Don’t get me wrong. I like Aethelflaed. I think she’s interesting. Her situation just raises all kinds of other issues that I grapple with as a gender historian, and now I’ve tortured you with them too. Sorry.

*One final thing. One of my favorite theories is that Aethelflaed was the inspiration behind the Old English Judith poem, and that it was originally translated for her. The poem, which I’ve talked about before, focuses on Judith’s assassination of the general Holofernes. She hacks off his head and saves her people. There are some differences between the OE poem and the biblical story that indicate it’s an adaptation rather than a straight translation (which nothing ever is anyway), and that the author was inspired by Aethelflaed. (Joanna Arman talks about this in her book about Aethelflaed, if you’re super interested in the details. Pauline Stafford also mentions it, and Pauline Stafford is the shit, so.)
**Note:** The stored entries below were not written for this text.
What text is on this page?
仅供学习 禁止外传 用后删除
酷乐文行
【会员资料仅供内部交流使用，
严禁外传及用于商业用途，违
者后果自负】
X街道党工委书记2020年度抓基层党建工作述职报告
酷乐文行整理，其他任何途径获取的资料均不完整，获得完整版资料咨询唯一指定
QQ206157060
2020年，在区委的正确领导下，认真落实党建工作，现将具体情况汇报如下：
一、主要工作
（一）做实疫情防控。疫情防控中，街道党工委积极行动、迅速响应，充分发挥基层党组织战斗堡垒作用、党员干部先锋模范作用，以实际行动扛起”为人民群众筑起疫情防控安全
Anyway, I like to think about the author who produced the OE poem, and how into it he must have been. Like fuck yes, I’m gonna honor my queen with this story about a badass chopping heads, love u. And I also think about the shift that happened, at some point in time, that led to the only remaining copy of that same poem being produced and added to the manuscript that contained Beowulf and The Wonders of the East. The shift from queen to monster, inspirational to horrifying, Aethelstan and Aelfwynn’s mother dispensing righteous justice to Grendel’s mother dying in a lake. Because they come to us in one order, Beowulf then Judith, but they were most likely originally created in the other, and why position the vengeful mother as negative unless Mother also equaled power?

You don’t necessarily need to lead an army to cut off the enemy’s head; you just need a basket and your own badass self. That’s how they saw Aethelflaed, once upon a time. And I’m far more intrigued by THAT concept of power.